Departemen Tenaga Kerja juga menyelenggarakan pelatihan-pelatihan keterampilan bagi eks penderita kusta. Diantaranya kursus menjahit, mengelas, pertukangan dan perbengkelan.

Pada 22 Agustus 1980 Rumah Sakit ini telah melakukan operasi rekonstruksi pada kaki, tangan dan mata dengan bantuan Dr. Berbudi dari Rumah Sakit Kusta Sitanala, Tangerang. Operasi rekonstruksi ini terus berlanjut. Dr. Berbudi melakukan operasi sebanyak lima kali kemudian diteruskan Dr. Tumada sebanyak enam kali hingga tahun 1985. Mulai tahun 1985 Rumah Sakit Kusta Alverno Singkawang berada di bawah binaan Rumah Sakit Kusta Sungai Kundur, Sumatera Selatan.

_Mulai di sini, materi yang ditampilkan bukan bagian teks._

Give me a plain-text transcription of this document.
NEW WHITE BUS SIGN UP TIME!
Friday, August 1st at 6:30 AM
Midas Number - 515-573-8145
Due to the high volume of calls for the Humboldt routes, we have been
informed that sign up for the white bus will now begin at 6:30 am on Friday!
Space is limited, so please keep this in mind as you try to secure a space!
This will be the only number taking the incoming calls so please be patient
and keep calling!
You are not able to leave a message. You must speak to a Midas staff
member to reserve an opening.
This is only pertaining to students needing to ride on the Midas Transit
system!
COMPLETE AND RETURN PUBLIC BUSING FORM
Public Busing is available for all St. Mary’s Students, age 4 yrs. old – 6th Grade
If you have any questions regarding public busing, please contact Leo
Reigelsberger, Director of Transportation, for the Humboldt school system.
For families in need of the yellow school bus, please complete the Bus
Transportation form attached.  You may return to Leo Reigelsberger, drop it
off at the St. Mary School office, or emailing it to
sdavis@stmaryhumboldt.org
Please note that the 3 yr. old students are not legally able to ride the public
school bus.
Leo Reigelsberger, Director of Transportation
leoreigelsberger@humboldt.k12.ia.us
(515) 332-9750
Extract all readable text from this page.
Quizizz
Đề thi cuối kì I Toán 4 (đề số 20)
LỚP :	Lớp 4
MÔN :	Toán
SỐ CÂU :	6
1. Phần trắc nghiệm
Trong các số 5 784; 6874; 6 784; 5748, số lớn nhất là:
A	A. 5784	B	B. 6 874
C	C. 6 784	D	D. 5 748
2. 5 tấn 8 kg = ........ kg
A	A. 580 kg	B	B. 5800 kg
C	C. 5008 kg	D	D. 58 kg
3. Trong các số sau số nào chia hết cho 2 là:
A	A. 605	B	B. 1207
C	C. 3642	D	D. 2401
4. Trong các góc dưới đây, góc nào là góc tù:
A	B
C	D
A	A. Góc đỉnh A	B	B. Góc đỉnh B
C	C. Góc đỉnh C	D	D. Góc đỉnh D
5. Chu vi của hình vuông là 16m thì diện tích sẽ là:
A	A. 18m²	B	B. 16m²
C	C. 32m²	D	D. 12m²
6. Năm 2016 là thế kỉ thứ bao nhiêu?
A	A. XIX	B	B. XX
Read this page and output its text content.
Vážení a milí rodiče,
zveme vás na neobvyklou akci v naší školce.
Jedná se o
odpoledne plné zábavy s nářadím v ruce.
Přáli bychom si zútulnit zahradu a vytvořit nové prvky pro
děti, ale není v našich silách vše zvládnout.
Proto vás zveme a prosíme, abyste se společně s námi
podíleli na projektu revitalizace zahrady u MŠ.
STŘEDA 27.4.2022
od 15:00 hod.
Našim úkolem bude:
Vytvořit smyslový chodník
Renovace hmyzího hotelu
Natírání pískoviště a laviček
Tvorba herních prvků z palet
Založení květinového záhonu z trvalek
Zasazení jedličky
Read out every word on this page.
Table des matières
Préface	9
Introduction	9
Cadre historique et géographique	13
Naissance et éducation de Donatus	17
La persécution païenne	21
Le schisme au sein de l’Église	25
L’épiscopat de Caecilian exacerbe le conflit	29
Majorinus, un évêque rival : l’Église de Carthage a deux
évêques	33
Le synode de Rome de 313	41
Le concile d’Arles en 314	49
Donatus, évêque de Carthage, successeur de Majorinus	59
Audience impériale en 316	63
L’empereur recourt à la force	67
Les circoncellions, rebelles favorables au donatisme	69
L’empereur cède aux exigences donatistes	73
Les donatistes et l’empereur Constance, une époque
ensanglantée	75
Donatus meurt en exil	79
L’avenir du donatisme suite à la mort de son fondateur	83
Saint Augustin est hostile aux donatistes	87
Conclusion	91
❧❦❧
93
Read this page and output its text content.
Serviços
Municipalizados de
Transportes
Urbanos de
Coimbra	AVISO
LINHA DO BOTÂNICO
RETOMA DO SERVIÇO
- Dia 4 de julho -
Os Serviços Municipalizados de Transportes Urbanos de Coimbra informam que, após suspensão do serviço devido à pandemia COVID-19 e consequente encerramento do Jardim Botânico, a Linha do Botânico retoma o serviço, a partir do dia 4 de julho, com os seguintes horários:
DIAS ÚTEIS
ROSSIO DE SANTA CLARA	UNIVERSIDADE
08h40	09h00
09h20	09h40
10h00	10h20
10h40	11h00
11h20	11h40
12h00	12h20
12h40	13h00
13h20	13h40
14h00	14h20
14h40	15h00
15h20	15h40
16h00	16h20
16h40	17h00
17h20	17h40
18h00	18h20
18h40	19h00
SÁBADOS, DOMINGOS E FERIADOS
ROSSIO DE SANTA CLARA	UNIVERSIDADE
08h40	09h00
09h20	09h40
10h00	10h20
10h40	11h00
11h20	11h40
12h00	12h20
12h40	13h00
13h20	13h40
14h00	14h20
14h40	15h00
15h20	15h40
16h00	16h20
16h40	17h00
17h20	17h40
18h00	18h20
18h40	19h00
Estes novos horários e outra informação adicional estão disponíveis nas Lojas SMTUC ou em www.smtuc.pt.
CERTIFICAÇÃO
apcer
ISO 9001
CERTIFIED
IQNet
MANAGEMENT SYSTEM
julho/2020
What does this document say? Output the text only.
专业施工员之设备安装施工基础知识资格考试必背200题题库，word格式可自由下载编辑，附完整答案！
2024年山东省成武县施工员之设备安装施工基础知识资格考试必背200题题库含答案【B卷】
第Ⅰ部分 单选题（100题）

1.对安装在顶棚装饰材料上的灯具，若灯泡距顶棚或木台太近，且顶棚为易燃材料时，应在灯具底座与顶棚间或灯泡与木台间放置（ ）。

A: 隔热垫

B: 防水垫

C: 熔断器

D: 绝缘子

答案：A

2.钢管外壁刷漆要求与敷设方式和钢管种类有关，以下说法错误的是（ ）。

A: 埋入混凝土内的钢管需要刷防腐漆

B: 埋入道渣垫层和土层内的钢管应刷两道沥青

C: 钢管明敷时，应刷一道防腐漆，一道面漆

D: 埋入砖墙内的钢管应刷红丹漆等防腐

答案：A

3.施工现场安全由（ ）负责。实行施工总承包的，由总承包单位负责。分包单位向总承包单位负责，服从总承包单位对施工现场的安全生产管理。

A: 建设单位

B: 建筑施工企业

Sejak itulah tenaga dokter ahli yang membantu operasi berasal dari Rumah Sakit Kusta Sungai Kundur, Sumatera Selatan. Dokter-dokter tersebut adalah Dr. Rivai Abd, Dr. Nazaruddin, Dr. Syaiful Anwar Hadi ( 8 kali melakukan operasi ), Dr. Hasneimah, Dr. Liana Meilan, Dr. Taufik, Dr. Zaki Mabarat (4 kali melakukan operasi ), Dr. Andry M.T. Lubis sampai dengan tahun 1998. Pada tahun 1999 dan 2000 operasi konstruktif ditangani oleh Dr. Syaiful Anwar Hadi yang berdomisili di Jakarta.

Dalam perjalanannya Rumah Sakit Kusta Alverno Singkawang mendapat perhatian dan sumbangan, baik berbentuk tenaga, dana, sarana dan prasarana serta pemikiran dan pembinaan kerohanian dari berbagai pihak.

“Untuk itu pantaslah Rumah Sakit Kusta Alverno Singkawang mengucapkan banyak terima kasih kepada semua pihak yang telah membantu, yakni pemerintah, para dokter, donatur dan semua pihak yang peduli dengan penderita kusta,” tegas Titus.